This post is written by a guest storyteller, Amanda Limon. She stayed with Sole Hope for the past six weeks during her one year trip around the world. She traveled with the Sole Hope team on our recent journey to Kisoro
Ruth was doing the best that she could to raise her children, all the while being beaten by her husband. He’d come home, drunk and angry, releasing his anger with a raw brutality that left Ruth physically blind. She asked and asked, then waited and waited and to hear back from someone, anyone who would be willing to help.
Two years ago she reached out to the district. Things had gone from bad to worse when she and her beloved children were infested with jiggers. Her oldest three had very extreme cases and were sent home from school and not allowed to return until their “problem” was fixed. A district representative was finally sent to meet her and her family. Ruth explained that her family was not the only family suffering the paralyzing affects of this jigger outbreak; their entire community was silently suffering.
The district representative headed back with a heavy heart and knew that she had to help. Within the next couple of weeks she came back and took Ruth’s three older children to the hospital where they were treated. As they were on the mend, she sought out the best boarding school in town and paid for their school fees to attend. She then started searching for a solution that would benefit the community as a whole…

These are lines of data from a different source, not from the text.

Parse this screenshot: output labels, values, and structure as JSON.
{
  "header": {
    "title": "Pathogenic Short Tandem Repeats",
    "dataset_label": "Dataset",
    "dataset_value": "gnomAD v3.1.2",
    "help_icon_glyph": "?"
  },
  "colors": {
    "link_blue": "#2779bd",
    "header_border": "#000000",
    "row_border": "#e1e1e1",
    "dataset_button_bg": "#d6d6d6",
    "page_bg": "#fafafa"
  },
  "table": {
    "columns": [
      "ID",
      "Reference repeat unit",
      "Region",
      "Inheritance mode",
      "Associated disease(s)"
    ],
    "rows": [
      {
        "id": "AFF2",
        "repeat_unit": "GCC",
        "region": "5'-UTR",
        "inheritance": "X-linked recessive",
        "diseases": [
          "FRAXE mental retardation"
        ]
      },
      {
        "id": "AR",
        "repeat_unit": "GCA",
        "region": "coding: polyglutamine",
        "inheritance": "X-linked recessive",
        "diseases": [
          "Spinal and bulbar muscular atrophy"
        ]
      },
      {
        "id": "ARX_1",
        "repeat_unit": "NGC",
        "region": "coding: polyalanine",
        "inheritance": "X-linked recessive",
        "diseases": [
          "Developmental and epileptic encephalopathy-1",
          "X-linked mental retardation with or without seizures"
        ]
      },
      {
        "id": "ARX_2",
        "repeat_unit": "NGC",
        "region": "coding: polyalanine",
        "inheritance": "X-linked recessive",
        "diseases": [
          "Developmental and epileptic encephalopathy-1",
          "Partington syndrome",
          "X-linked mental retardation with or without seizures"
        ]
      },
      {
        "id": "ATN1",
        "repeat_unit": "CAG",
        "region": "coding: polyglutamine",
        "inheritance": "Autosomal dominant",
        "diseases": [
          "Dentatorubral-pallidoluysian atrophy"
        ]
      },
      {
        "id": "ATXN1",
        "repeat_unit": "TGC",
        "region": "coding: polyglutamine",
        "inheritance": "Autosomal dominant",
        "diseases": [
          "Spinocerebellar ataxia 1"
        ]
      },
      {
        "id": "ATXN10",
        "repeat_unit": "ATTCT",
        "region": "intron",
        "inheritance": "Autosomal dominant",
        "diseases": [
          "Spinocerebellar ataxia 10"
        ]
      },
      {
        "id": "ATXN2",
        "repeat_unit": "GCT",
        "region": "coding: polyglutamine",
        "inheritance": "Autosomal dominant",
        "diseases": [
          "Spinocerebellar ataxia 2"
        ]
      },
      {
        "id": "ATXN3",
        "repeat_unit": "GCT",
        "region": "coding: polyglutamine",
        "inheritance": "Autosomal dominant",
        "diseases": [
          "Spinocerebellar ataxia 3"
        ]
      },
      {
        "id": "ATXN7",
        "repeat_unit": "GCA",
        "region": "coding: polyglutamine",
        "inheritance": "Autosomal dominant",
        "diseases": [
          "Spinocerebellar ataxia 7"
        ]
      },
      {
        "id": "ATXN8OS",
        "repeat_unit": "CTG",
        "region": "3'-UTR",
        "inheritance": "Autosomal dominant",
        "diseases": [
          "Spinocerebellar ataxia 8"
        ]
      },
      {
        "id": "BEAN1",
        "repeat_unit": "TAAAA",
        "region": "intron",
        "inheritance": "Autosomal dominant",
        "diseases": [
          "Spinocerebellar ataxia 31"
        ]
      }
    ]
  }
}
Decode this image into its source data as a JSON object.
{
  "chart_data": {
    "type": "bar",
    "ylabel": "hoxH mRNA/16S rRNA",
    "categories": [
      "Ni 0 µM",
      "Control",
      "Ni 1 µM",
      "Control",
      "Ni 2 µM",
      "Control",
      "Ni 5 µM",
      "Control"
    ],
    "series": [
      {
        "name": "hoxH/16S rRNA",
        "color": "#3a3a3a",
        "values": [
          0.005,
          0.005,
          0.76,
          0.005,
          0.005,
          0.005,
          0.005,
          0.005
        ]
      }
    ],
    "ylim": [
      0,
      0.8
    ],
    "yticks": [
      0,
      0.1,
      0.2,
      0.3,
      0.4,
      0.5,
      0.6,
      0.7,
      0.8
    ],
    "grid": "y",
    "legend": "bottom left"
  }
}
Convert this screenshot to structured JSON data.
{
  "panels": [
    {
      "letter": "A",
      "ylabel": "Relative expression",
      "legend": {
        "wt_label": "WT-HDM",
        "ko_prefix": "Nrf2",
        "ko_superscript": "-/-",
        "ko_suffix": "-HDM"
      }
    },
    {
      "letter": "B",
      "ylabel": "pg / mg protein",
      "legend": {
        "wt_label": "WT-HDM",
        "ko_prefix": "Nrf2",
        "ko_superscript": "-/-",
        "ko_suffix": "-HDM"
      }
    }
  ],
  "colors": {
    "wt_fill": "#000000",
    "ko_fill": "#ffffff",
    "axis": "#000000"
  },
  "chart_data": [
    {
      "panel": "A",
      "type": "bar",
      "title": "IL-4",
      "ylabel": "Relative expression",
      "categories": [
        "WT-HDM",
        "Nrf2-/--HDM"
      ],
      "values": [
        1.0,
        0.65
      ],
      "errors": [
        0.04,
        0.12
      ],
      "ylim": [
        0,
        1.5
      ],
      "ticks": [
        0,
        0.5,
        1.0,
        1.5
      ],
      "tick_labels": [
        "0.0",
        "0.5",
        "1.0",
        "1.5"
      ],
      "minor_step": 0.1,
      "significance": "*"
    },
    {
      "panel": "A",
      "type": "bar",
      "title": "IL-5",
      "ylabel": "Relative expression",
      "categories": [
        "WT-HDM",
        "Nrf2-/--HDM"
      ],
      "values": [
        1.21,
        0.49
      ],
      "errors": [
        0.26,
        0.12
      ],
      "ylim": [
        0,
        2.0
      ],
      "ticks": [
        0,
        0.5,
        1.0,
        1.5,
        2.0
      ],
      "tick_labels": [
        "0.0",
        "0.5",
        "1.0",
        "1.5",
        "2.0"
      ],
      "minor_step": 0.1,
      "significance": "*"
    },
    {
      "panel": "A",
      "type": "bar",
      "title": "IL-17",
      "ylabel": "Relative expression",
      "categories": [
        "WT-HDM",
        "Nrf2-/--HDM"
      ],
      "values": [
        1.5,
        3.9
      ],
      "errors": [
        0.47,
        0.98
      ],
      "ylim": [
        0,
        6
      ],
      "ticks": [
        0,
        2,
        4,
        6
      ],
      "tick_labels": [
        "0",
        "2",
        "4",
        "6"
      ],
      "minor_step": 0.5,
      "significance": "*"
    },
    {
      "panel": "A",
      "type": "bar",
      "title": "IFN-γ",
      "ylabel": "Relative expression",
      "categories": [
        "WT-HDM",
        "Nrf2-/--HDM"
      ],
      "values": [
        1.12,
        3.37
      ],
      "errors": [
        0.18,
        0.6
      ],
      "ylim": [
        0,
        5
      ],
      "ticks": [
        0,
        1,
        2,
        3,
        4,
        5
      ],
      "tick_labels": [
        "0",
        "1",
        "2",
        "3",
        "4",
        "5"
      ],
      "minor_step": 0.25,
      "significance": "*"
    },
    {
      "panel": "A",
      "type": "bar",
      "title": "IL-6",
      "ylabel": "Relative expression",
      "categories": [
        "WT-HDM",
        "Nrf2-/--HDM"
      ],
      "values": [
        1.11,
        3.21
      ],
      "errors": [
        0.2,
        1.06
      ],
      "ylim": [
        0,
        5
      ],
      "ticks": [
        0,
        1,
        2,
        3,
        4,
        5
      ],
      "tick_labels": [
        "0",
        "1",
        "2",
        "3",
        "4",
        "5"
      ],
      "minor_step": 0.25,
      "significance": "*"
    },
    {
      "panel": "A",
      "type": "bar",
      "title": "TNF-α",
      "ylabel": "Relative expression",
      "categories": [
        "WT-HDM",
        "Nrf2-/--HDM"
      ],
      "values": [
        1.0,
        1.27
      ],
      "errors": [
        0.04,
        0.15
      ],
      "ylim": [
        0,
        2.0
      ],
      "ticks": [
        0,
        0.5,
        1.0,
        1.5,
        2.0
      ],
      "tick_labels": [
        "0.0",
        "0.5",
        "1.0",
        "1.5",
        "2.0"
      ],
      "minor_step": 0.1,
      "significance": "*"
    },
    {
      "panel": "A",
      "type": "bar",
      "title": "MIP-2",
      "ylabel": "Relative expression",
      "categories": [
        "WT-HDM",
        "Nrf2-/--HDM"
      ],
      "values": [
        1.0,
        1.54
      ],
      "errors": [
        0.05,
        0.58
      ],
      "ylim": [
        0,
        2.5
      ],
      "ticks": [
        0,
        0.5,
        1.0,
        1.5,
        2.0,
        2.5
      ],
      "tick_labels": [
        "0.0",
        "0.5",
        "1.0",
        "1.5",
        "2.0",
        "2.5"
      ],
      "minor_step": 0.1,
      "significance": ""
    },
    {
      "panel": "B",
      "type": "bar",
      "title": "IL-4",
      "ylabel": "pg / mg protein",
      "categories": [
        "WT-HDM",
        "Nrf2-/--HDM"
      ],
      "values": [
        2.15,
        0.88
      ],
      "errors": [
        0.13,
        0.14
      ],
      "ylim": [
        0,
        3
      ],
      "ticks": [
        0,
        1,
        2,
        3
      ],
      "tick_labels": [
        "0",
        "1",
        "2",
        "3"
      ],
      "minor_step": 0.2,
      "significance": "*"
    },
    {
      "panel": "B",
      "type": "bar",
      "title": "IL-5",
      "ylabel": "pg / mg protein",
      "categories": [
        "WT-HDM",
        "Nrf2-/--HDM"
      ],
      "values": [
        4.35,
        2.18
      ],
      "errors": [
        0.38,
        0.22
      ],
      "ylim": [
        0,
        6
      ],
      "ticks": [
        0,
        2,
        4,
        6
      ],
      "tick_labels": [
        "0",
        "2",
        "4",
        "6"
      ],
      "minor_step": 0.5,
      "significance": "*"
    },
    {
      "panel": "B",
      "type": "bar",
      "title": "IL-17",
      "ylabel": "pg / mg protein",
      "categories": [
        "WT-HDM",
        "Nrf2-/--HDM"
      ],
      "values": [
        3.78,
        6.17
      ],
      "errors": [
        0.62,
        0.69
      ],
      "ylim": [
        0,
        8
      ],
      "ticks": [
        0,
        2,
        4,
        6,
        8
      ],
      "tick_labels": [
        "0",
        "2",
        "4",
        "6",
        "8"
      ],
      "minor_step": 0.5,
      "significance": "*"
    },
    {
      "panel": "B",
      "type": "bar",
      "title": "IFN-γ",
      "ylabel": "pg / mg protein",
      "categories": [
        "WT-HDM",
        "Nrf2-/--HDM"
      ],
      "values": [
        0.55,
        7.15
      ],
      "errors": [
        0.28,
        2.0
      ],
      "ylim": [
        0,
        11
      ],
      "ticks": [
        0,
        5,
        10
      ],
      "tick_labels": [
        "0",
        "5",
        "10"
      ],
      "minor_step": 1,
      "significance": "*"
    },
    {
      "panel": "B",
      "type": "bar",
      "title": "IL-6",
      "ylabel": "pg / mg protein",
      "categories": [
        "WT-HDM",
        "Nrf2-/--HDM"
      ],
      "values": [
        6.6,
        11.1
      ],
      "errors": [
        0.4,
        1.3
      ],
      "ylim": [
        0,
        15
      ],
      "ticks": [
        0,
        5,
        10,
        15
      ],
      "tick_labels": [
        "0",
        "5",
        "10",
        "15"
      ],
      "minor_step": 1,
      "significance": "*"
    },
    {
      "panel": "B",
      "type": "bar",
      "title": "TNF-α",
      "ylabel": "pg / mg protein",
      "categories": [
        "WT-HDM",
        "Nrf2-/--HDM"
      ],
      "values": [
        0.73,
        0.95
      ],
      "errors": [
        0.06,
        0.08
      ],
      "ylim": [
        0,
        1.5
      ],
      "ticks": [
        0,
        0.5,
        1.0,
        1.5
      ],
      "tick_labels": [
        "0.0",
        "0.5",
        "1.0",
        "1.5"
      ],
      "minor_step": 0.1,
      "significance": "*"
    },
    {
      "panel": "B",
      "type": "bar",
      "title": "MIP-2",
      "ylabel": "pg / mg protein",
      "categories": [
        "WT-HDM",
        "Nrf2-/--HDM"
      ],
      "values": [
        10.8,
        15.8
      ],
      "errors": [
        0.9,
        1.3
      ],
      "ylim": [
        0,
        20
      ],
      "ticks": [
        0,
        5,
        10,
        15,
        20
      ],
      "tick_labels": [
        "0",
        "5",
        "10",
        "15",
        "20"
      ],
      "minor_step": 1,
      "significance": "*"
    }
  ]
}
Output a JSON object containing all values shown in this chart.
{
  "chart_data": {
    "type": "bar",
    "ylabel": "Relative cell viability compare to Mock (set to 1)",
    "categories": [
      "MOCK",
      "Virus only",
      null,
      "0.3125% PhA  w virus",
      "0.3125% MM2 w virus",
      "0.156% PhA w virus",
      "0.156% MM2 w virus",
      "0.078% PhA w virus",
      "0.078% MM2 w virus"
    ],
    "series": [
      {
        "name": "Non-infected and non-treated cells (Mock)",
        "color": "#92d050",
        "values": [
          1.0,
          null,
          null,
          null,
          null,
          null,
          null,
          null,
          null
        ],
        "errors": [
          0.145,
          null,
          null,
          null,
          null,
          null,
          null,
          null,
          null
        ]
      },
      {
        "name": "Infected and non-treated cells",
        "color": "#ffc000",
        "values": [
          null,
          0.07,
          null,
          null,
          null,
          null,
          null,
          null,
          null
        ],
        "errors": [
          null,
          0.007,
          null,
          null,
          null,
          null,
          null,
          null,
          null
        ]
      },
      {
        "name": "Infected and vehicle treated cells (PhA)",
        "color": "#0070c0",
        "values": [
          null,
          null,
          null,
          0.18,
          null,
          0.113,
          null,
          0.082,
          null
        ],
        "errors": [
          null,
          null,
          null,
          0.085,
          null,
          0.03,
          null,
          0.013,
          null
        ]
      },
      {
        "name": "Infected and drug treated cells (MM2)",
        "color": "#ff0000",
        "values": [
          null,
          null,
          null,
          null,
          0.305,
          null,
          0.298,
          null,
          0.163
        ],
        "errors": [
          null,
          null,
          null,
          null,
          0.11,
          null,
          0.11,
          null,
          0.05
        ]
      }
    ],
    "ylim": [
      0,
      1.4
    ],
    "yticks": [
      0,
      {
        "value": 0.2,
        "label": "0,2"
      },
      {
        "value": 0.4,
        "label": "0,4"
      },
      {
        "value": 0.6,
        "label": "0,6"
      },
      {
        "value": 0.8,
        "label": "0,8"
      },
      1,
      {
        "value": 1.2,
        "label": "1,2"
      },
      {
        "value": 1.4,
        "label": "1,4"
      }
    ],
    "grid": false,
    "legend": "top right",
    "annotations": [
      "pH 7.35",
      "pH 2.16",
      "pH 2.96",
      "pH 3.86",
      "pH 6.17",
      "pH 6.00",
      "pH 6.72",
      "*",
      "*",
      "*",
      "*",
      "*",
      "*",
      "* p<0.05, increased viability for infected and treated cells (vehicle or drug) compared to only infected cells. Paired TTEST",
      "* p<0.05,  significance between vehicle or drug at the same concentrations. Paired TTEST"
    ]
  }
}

It took nearly a year for word to travel from this distant corner of Uganda, swathed in forest and pressed up against the Congo border. As soon as we heard, our team talked, making a plan, and headed out that very week. One drive through the night, a few close calls, and lot of prayer later, and we reached Kisoro.
When Ruth showed up, the whole community made space for her and the two children who were with her. You could feel the burden that she carried for her community released as her children’s feet were being washed. Ruth’s courage and her persistence in the face of abuse and a stigmatized medical condition resulted in a community educated, empowered, and equipped to remain jigger free.
Ruth is living proof. Proof that, even in the most desperate of situations, hope can transform a community.
We are humbled that we were the ones who were able to respond to her cry for help. We are thankful for a team willing to travel, go beyond tribe, and translate hope and healing to a people who were desperate for it.